I read the accusatory email in question about a half dozen times and it didn’t seem to be the least bit humorous. Each reading made the prose only that much more dry and stolid. Beyond that it was every bit as ironic as a Presbyterian clutching a club soda and lime. Not that I know where the author came up with this information and I’m certain that you, as some one who has read all of some of the 80-plus blogs I’ve maintained in the past 12 years knows, there have been exaggerations, conflation, and outright lies set down in print- the highlights of which include:

Claiming to be Adnan Khashoggi’s life coach.

Passing myself off as the leading distributor of feng shui for the Willamette Valley.

Offering my services as a whuffie fluffer/digital phlebologist.

The last one is a regionalism. It’s something along the lines or bag vs. sack or whether you come home with a Tyson or a Perdue chicken. In some cases which one you use is based on whether or not you went to parochial school.

Where were we?

When it comes to blogging and social media certainly the ninja definition posted above applies to the some 120-plus blogs I’ve maintained since 1978. During all that time I’ve worked as far under the radar as possible so that you could feel better about yourself. That by not banging the drum loudly and dabbling endlessly in useless self promotion I have been able to bolster your self esteem by making you feel special – feel as if you were part of a secret society or possessed of esoteric knowledge which in turn gave you the ability to take one last look across the cube farm on a Friday afternoon and say to yourself, “Sleep tight you bastards!”

Not that I know how to convey this to the author of the email as he insists we meet for coffee.

And how is it that none of the people who write to me seem to know how to use the word ‘martini’ in a sentence?

Which is another tropic for another time.

I suppose I could meet with him and give him some 21st Century variation on Adlai’s Stevenson’s speech about how America was built using little more than a plow, a Bible, and an ax.
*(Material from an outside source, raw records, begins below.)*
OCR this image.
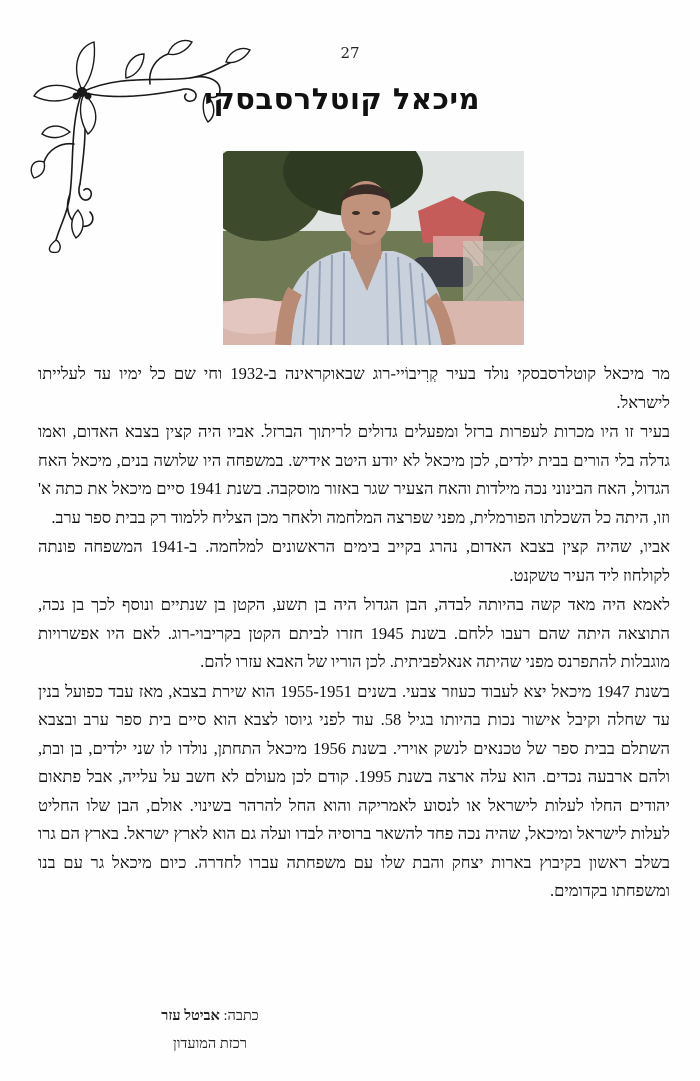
27
מיכאל קוטלרסבסקי

מר מיכאל קוטלרסבסקי נולד בעיר קְרִיבוֹיי-רוג שבאוקראינה ב-1932 וחי שם כל ימיו עד לעלייתו לישראל.

בעיר זו היו מכרות לעפרות ברזל ומפעלים גדולים לריתוך הברזל. אביו היה קצין בצבא האדום, ואמו גדלה בלי הורים בבית ילדים, לכן מיכאל לא יודע היטב אידיש. במשפחה היו שלושה בנים, מיכאל האח הגדול, האח הבינוני נכה מילדות והאח הצעיר שגר באזור מוסקבה. בשנת 1941 סיים מיכאל את כתה א' וזו, היתה כל השכלתו הפורמלית, מפני שפרצה המלחמה ולאחר מכן הצליח ללמוד רק בבית ספר ערב.

אביו, שהיה קצין בצבא האדום, נהרג בקייב בימים הראשונים למלחמה. ב-1941 המשפחה פונתה לקולחוז ליד העיר טשקנט.

לאמא היה מאד קשה בהיותה לבדה, הבן הגדול היה בן תשע, הקטן בן שנתיים ונוסף לכך בן נכה, התוצאה היתה שהם רעבו ללחם. בשנת 1945 חזרו לביתם הקטן בקריבוי-רוג. לאם היו אפשרויות מוגבלות להתפרנס מפני שהיתה אנאלפביתית. לכן הוריו של האבא עזרו להם.

בשנת 1947 מיכאל יצא לעבוד כעוזר צבעי. בשנים 1955-1951 הוא שירת בצבא, מאז עבד כפועל בנין עד שחלה וקיבל אישור נכות בהיותו בגיל 58. עוד לפני גיוסו לצבא הוא סיים בית ספר ערב ובצבא השתלם בבית ספר של טכנאים לנשק אוירי. בשנת 1956 מיכאל התחתן, נולדו לו שני ילדים, בן ובת, ולהם ארבעה נכדים. הוא עלה ארצה בשנת 1995. קודם לכן מעולם לא חשב על עלייה, אבל פתאום יהודים החלו לעלות לישראל או לנסוע לאמריקה והוא החל להרהר בשינוי. אולם, הבן שלו החליט לעלות לישראל ומיכאל, שהיה נכה פחד להשאר ברוסיה לבדו ועלה גם הוא לארץ ישראל. בארץ הם גרו בשלב ראשון בקיבוץ בארות יצחק והבת שלו עם משפחתה עברו לחדרה. כיום מיכאל גר עם בנו ומשפחתו בקדומים.

כתבה: אביטל עזר
רכזת המועדון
I could even make up something about how we called her Ma back then and go on and on about how she stuffed a mule full of sorghum so that we could venture out from the Geocities with nothing more than a pound of salt and a side of bacon strapped to wee Dr. Random’s back.

But then he’d probably go ruin it by Googling everything I said.

Oh well.

BTW – you can follow Tara Reid on Twitter here.

Me?

By now you should know well enough to leave some things alone.

3 Comments

  1. Thank you for this. I never noticed the manicure on the graceful hands of Gabby Hayes before.
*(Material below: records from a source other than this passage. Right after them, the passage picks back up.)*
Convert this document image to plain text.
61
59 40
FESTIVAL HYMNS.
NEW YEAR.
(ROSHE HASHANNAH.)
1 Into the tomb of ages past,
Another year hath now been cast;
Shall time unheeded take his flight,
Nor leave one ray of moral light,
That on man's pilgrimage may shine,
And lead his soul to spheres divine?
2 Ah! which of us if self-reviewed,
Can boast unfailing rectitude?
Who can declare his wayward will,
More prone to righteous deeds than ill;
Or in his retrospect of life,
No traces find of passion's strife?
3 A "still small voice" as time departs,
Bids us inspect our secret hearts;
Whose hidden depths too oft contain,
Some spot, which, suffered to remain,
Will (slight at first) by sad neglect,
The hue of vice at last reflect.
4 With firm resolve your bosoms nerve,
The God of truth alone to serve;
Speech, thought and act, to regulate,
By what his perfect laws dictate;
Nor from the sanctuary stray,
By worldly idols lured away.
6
    I suppose that’s a metaphor for the trail you blazed across the internet – readers making assumptions based on surface appearance but an elegant hand behind it all?

  2. The Day old breadstore is apparently blocked by at&t no doubt for subversive content. Thankfully my ultrasmart phone has no such restrictions.
    Were there blogs in 78? Wasn’t that more of a ‘zine? Gee I even wrote an article for one once didn’t I?

  3. Thurston Howell III

    And now your smart phone feels special. QED

    That would have been your article on fly fishing in hot tubs for the old Quarterly Corporate Report. While it was a ‘zine it existed before the word ‘zine came into standard use so I’m not sure what you’d call it.